Lundi :
Le lendemain matin, Harry se leva à nouveau dans le lit de Séverus. Il se promit que c'était la dernière fois : certes il était confortable, spacieux mais il était tellement grand qu'il n'arrivait pas à le réchauffer, il n'y était pas à sa place.
Il se leva et vit que le vampire n'était pas dans la salle, mais le tableau était ouvert. Il trouva Séverus à son bureau, massacrant des copies à coup d'encre rouge. Généralement, c'est ce que subissait la sienne : il recevait son parchemin barré un trait diagonal avec, dans la marge une bulle carmin. Secrètement, il avait toujours admiré le talent de son professeur pour tracer des lignes parfaitement droites. L'habitude certainement.
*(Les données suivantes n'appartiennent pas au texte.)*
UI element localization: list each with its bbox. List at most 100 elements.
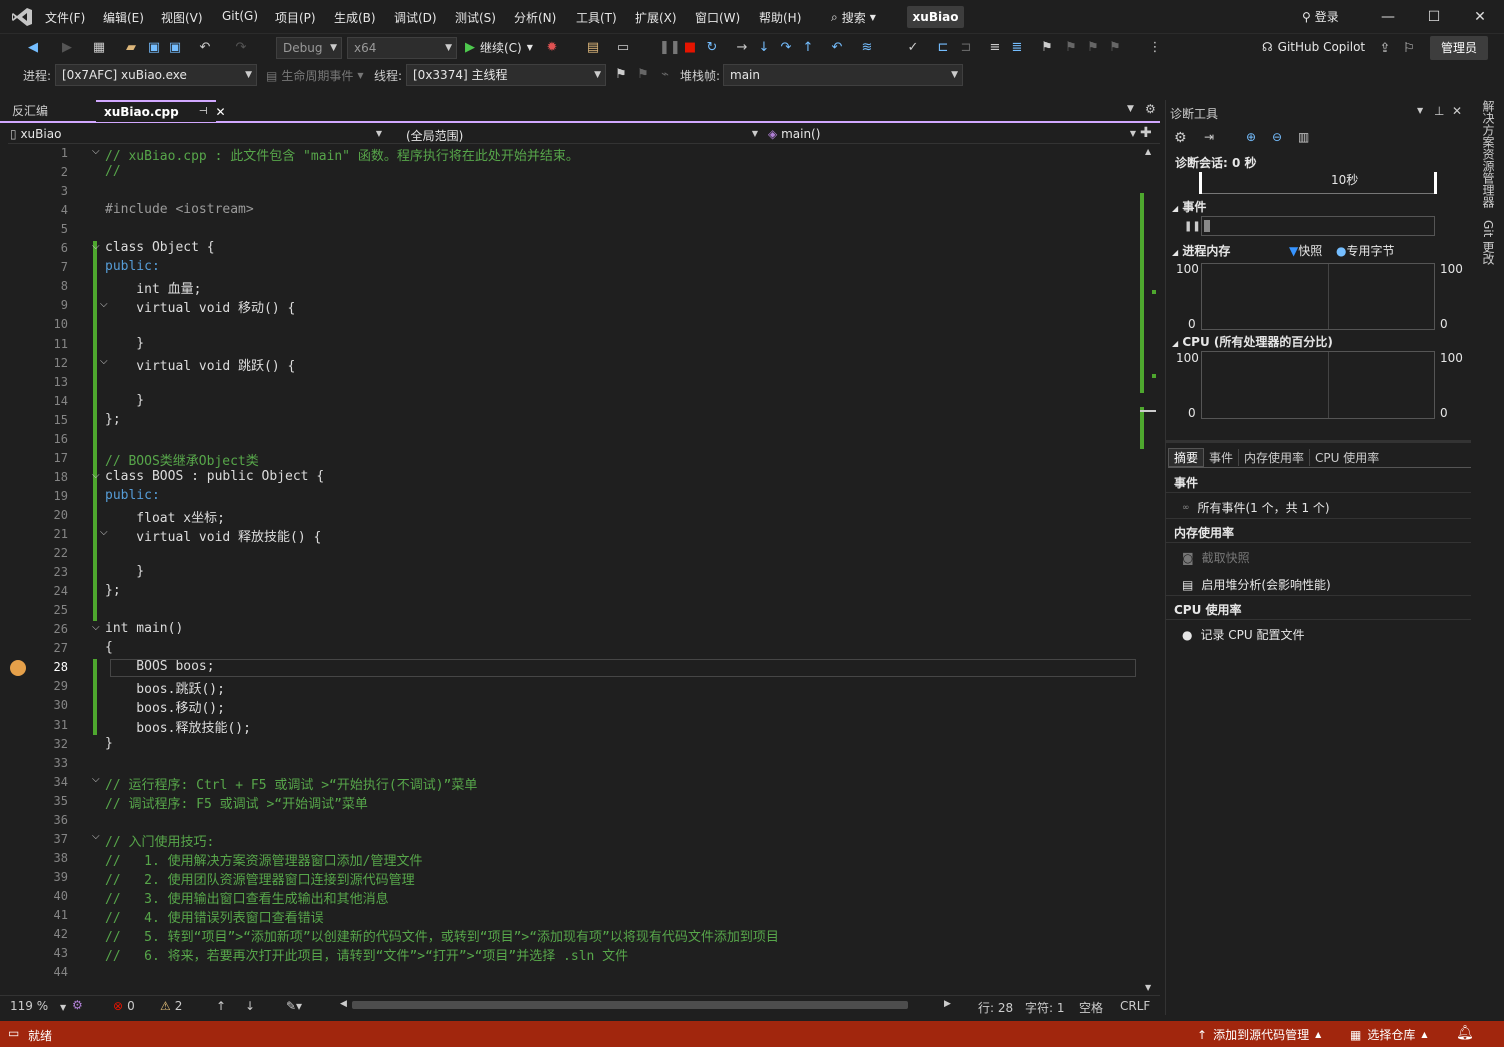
fold-toggle-icon[interactable]: ⌵	[92, 241, 100, 252]
close-window-button[interactable]: ✕	[1460, 4, 1500, 30]
settings-icon[interactable]: ⚙	[1174, 130, 1187, 146]
pause-icon[interactable]: ❚❚	[659, 39, 681, 57]
flag-all-icon[interactable]: ⚑	[634, 66, 652, 84]
settings-icon[interactable]: ⚙	[1145, 102, 1156, 116]
zoom-out-icon[interactable]: ⊖	[1272, 130, 1282, 144]
visual-studio-logo-icon[interactable]	[11, 7, 33, 27]
code-line[interactable]: BOOS boos;	[105, 659, 214, 674]
pin-icon[interactable]: ⊣	[199, 101, 208, 123]
hot-reload-icon[interactable]: ✹	[543, 39, 561, 57]
show-next-statement-icon[interactable]: →	[733, 39, 751, 57]
split-editor-icon[interactable]: ✚	[1140, 125, 1152, 141]
all-events-link[interactable]: ∞ 所有事件(1 个，共 1 个)	[1182, 499, 1330, 516]
export-icon[interactable]: ⇥	[1204, 130, 1214, 144]
code-line[interactable]: //	[105, 164, 121, 179]
events-track[interactable]	[1201, 216, 1435, 236]
flag-thread-icon[interactable]: ⚑	[612, 66, 630, 84]
fold-toggle-icon[interactable]: ⌵	[100, 299, 108, 310]
continue-button[interactable]: ▶ 继续(C) ▼	[465, 39, 533, 56]
code-line[interactable]: public:	[105, 488, 160, 503]
timeline-end-handle[interactable]	[1434, 172, 1437, 194]
project-dropdown[interactable]: ▯ xuBiao ▼	[10, 127, 382, 141]
horizontal-scrollbar-thumb[interactable]	[352, 1001, 908, 1009]
vertical-scrollbar[interactable]: ▲ ▼	[1140, 145, 1156, 995]
code-line[interactable]: public:	[105, 259, 160, 274]
zoom-select[interactable]: 119 % ▼	[10, 999, 66, 1013]
take-snapshot-button[interactable]: ◙ 截取快照	[1182, 549, 1250, 566]
menu-analyze[interactable]: 分析(N)	[514, 9, 556, 26]
bookmark-icon[interactable]: ⚑	[1038, 39, 1056, 57]
fold-toggle-icon[interactable]: ⌵	[92, 622, 100, 633]
prev-bookmark-icon[interactable]: ⚑	[1062, 39, 1080, 57]
zoom-in-icon[interactable]: ⊕	[1246, 130, 1256, 144]
menu-file[interactable]: 文件(F)	[45, 9, 85, 26]
fold-toggle-icon[interactable]: ⌵	[92, 831, 100, 842]
process-icon[interactable]: ▤	[584, 39, 602, 57]
line-ending-status[interactable]: CRLF	[1120, 999, 1150, 1013]
clear-bookmark-icon[interactable]: ⚑	[1106, 39, 1124, 57]
undo-step-icon[interactable]: ↶	[828, 39, 846, 57]
scroll-right-icon[interactable]: ▶	[944, 999, 951, 1009]
member-dropdown[interactable]: ◈ main() ▼	[768, 127, 1136, 141]
scroll-down-icon[interactable]: ▼	[1145, 983, 1151, 992]
next-bookmark-icon[interactable]: ⚑	[1084, 39, 1102, 57]
thread-select[interactable]: [0x3374] 主线程 ▼	[406, 64, 606, 86]
code-line[interactable]: // 调试程序: F5 或调试 >“开始调试”菜单	[105, 793, 368, 812]
restart-icon[interactable]: ↻	[703, 39, 721, 57]
record-cpu-button[interactable]: ● 记录 CPU 配置文件	[1182, 626, 1305, 643]
stackframe-select[interactable]: main ▼	[723, 64, 963, 86]
tab-cpu-usage[interactable]: CPU 使用率	[1310, 449, 1384, 466]
menu-git[interactable]: Git(G)	[222, 9, 258, 23]
code-line[interactable]: float x坐标;	[105, 507, 225, 526]
fold-toggle-icon[interactable]: ⌵	[92, 470, 100, 481]
search-button[interactable]: ⌕ 搜索 ▼	[831, 9, 876, 26]
fold-toggle-icon[interactable]: ⌵	[92, 774, 100, 785]
code-line[interactable]: boos.释放技能();	[105, 717, 251, 736]
diagnostics-icon[interactable]: ≋	[858, 39, 876, 57]
scope-dropdown[interactable]: (全局范围) ▼	[406, 127, 758, 144]
chart-icon[interactable]: ▥	[1298, 130, 1309, 144]
code-line[interactable]: // 入门使用技巧:	[105, 831, 214, 850]
maximize-button[interactable]: ☐	[1414, 4, 1454, 30]
menu-extensions[interactable]: 扩展(X)	[635, 9, 677, 26]
timeline-ruler[interactable]: 10秒	[1199, 172, 1437, 194]
lifecycle-events-button[interactable]: ▤ 生命周期事件 ▼	[266, 67, 364, 84]
select-repo-button[interactable]: ▦ 选择仓库 ▲	[1350, 1026, 1428, 1043]
save-all-icon[interactable]: ▣	[166, 39, 184, 57]
events-section-header[interactable]: ◢ 事件	[1172, 198, 1206, 215]
tab-memory-usage[interactable]: 内存使用率	[1239, 449, 1311, 466]
configuration-select[interactable]: Debug ▼	[276, 37, 342, 59]
cpu-section-header[interactable]: ◢ CPU (所有处理器的百分比)	[1172, 333, 1333, 350]
next-issue-icon[interactable]: ↓	[245, 999, 255, 1013]
code-line[interactable]: #include <iostream>	[105, 202, 254, 217]
add-to-source-control-button[interactable]: ↑ 添加到源代码管理 ▲	[1197, 1026, 1321, 1043]
code-line[interactable]: // 1. 使用解决方案资源管理器窗口添加/管理文件	[105, 850, 422, 869]
open-folder-icon[interactable]: ▰	[122, 39, 140, 57]
menu-view[interactable]: 视图(V)	[161, 9, 203, 26]
forward-icon[interactable]: ▶	[58, 39, 76, 57]
menu-debug[interactable]: 调试(D)	[394, 9, 437, 26]
close-icon[interactable]: ✕	[1452, 104, 1462, 118]
menu-test[interactable]: 测试(S)	[455, 9, 496, 26]
error-count[interactable]: ⊗ 0	[113, 999, 135, 1013]
notification-bell-icon[interactable]: 🔔︎	[1456, 1025, 1474, 1041]
git-changes-tab[interactable]: Git 更改	[1480, 220, 1497, 265]
pause-icon[interactable]: ❚❚	[1184, 221, 1201, 232]
close-icon[interactable]: ✕	[215, 101, 225, 123]
tab-list-icon[interactable]: ▼	[1127, 104, 1134, 114]
comment-icon[interactable]: ⊏	[934, 39, 952, 57]
warning-count[interactable]: ⚠ 2	[160, 999, 182, 1013]
output-icon[interactable]: ▭	[8, 1026, 19, 1040]
code-line[interactable]: virtual void 移动() {	[105, 297, 295, 316]
indentation-status[interactable]: 空格	[1079, 999, 1103, 1016]
code-line[interactable]: // 4. 使用错误列表窗口查看错误	[105, 907, 324, 926]
panel-menu-icon[interactable]: ▼	[1417, 106, 1423, 115]
github-copilot-button[interactable]: ☊ GitHub Copilot	[1262, 40, 1365, 54]
screen-icon[interactable]: ▭	[614, 39, 632, 57]
filter-icon[interactable]: ⌁	[656, 66, 674, 84]
timeline-start-handle[interactable]	[1199, 172, 1202, 194]
step-into-icon[interactable]: ↓	[755, 39, 773, 57]
code-line[interactable]: int main()	[105, 621, 183, 636]
code-line[interactable]: virtual void 释放技能() {	[105, 526, 321, 545]
share-icon[interactable]: ⇪	[1376, 40, 1394, 58]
- Pauvres copies. Qu'ont-elles fait pour que vous les martyrisiez ainsi ?
- Nous sommes lundi.
Lundi. Il n'avait pas réalisé. C'était la reprise des cours. C'était subir le regard des autres. C'était s'éloigner du vampire.
Cette dernière constatation était la pire.
- Combien de temps peut tenir un calice loin du vampire ?
- Cela dépend de lui.
« Alors pas longtemps. Combien de temps ai-je tenu hier ? Une heure ? Peut-être une et demi ?…
Et ce matin, combien ai-je d'heure de cours aujourd'hui ?
Trois. »
- Cela ira ?
« Il faudra bien… » soupira intérieurement le jeune homme.
- Pourrais-je venir vous voir à midi ?
- Bien sur.
- Alors oui, je tiendrai le coup, assura-t-il d'une voix qu'il espérait convaincante.
Mais le vampire sentait son inquiétude.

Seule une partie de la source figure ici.